Le bugie sul MES sanitario

Qual era l’argomento che i fautori portavano avanti per giustificare la proposta? Risparmieremmo tanti soldi con il MES sanitario e sistemeremmo a bassissimo costo la sanità. Ebbene, lo scorso venerdì il BTp a 10 anni offriva l’1,33%, mentre il bond UE di pari durata solamente lo 0,13%. Farsi prestare soldi dal MES costerebbe oggi quasi l’1,20% all’anno in meno, tenuto conto delle commissioni. Sui 30 anni, siamo al 2,05% contro lo 0,65%. La differenza è, in questo caso, dell’1,40%. Cifre notevoli, sebbene nessuno tra i partiti favorevoli al MES sanitario stiano più invocandone i prestiti. Anzi, per dirla con le parole degli esponenti di Italia Viva, “il MES ora è Draghi”.

La vicenda svela le ipocrisie e le balle raccontante agli italiani dai politici. Il MES sanitario non serviva all’Italia per ragioni economiche, se non (forse) marginalmente, bensì per creare i presupposti affinché Mario Draghi arrivasse al governo e per segnalare a Bruxelles l’inchino di Roma nei suoi confronti. D’altra parte, la riforma del MES non era urgente come volevano farci credere e, soprattutto, non priva di rischi. Stiamo lanciando ai mercati un messaggio pericoloso, ovvero che l’Europa si è dotata di meccanismi più flessibili per rinegoziare i debiti all’occorrenza. Un discorso che varrebbe teoricamente, anzitutto, per paesi molto indebitati come l’Italia. Immaginatevi la gioia di chi ci presta denaro nel sapere che sarà più facile eventualmente per Roma venire meno ai patti e imporre perdite ai creditori.

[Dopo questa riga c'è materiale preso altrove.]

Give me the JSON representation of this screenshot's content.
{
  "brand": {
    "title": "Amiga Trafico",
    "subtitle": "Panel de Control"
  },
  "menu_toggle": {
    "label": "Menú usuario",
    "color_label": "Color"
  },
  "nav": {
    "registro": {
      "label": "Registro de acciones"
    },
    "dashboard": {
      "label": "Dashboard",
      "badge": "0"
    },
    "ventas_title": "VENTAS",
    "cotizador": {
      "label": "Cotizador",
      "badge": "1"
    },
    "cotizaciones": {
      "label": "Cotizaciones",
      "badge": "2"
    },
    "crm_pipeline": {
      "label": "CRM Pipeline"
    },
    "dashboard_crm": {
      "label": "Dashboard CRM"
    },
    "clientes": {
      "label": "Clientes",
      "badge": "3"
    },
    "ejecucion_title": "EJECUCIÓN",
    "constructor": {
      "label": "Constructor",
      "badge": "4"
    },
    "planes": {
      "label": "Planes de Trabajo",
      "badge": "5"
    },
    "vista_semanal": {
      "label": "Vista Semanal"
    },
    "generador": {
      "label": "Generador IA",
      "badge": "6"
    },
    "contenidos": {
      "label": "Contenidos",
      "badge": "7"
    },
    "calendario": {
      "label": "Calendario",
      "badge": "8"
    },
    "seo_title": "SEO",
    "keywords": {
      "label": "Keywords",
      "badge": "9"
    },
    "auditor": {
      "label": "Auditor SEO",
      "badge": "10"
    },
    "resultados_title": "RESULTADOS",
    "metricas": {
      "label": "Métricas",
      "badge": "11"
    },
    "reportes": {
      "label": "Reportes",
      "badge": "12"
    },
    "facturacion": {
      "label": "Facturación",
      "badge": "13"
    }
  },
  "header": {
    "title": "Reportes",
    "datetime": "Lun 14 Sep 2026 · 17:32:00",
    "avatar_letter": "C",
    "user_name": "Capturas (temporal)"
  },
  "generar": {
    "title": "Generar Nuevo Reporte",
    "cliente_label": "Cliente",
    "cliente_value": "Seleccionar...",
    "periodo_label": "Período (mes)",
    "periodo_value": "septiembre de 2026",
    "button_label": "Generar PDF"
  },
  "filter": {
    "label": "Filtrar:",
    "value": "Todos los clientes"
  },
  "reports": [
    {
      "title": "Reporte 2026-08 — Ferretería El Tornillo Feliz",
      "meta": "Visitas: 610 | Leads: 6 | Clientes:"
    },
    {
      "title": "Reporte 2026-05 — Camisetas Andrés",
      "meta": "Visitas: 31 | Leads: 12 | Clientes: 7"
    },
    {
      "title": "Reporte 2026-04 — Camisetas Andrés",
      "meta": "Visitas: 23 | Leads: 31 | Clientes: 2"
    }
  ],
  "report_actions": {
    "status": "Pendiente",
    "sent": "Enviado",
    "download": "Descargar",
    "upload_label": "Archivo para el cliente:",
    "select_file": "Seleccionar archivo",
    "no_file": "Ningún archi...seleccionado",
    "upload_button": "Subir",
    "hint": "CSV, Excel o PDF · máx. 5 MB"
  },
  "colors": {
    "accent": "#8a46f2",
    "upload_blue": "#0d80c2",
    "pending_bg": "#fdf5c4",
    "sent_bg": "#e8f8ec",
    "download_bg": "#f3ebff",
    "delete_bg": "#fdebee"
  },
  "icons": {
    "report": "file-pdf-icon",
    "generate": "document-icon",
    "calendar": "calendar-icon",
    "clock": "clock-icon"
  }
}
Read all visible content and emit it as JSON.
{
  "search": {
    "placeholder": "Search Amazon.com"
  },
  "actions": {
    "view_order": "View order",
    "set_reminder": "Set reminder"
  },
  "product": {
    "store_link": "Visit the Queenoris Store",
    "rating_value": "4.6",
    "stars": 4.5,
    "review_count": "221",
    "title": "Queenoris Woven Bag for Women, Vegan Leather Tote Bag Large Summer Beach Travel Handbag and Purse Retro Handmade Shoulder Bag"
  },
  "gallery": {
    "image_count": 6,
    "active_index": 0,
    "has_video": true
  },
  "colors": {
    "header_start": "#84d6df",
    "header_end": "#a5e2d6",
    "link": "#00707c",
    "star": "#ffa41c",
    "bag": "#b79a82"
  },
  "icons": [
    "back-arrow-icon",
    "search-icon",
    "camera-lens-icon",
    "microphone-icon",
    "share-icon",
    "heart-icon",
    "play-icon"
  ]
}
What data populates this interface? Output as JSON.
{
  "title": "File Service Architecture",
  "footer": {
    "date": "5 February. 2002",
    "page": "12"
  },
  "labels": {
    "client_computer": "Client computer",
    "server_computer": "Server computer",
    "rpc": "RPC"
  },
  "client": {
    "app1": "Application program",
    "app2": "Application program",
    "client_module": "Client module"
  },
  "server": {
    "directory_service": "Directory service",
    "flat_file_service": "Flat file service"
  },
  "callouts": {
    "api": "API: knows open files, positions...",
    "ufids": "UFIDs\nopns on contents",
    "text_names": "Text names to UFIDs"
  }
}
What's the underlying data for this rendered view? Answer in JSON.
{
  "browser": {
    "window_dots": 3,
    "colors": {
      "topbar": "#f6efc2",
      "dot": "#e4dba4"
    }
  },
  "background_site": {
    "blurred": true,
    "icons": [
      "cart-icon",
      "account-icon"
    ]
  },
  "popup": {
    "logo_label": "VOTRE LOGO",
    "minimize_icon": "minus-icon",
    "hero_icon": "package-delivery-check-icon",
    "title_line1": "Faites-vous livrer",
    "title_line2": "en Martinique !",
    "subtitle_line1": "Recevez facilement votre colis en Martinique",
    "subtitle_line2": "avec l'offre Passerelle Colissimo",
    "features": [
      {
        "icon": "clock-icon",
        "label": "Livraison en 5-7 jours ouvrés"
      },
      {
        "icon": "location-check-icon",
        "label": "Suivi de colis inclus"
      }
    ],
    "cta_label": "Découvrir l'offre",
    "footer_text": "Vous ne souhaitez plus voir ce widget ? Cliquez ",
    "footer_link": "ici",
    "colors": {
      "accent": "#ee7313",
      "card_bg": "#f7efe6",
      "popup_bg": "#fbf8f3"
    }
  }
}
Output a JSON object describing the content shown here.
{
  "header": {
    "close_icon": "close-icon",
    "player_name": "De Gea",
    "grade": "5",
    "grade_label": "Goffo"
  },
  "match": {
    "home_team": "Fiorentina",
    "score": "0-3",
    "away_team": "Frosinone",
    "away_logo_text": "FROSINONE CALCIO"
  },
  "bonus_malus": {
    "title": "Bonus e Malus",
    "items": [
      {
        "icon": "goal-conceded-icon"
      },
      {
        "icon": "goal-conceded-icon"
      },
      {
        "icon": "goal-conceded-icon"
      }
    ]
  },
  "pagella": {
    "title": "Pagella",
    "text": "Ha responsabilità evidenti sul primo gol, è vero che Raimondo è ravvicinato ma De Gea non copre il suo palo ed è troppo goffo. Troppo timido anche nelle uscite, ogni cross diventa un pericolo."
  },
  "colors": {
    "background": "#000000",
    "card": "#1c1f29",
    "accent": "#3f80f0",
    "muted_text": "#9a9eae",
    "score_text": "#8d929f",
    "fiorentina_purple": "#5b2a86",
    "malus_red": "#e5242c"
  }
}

E’ legittimo avere opinioni discordanti sul MES, come del resto su ogni tema della vita. Il problema è la malafede di stampa e politica, quando strumentalizzano un argomento per giungere a obiettivi non dichiarati.

Il primo ad avere respinto l’idea di chiedere i prestiti sanitari all’Europa è stato meno di un anno fa proprio Draghi, notando come il differenziale degli interessi fosse minimo. E oggi che è salito a livelli di guardia, perché nessun giornalista gli chiede se abbia cambiato idea? E perché, se avevamo così bisogno di fondi per la sanità, con il Pnrr il governo ha destinato a tale voce solamente 20,2 miliardi in sei anni sui 235 complessivi? Perché il rapporto tra spesa sanitaria e PIL è atteso dallo stesso governo in calo nei prossimi anni, nonostante quanto ci siamo raccontati sotto la pandemia? Non sarebbe il caso che la politica italiana la smettesse di essere così vistosamente in malafede su quasi ogni tematica che tocchi la carne viva delle persone?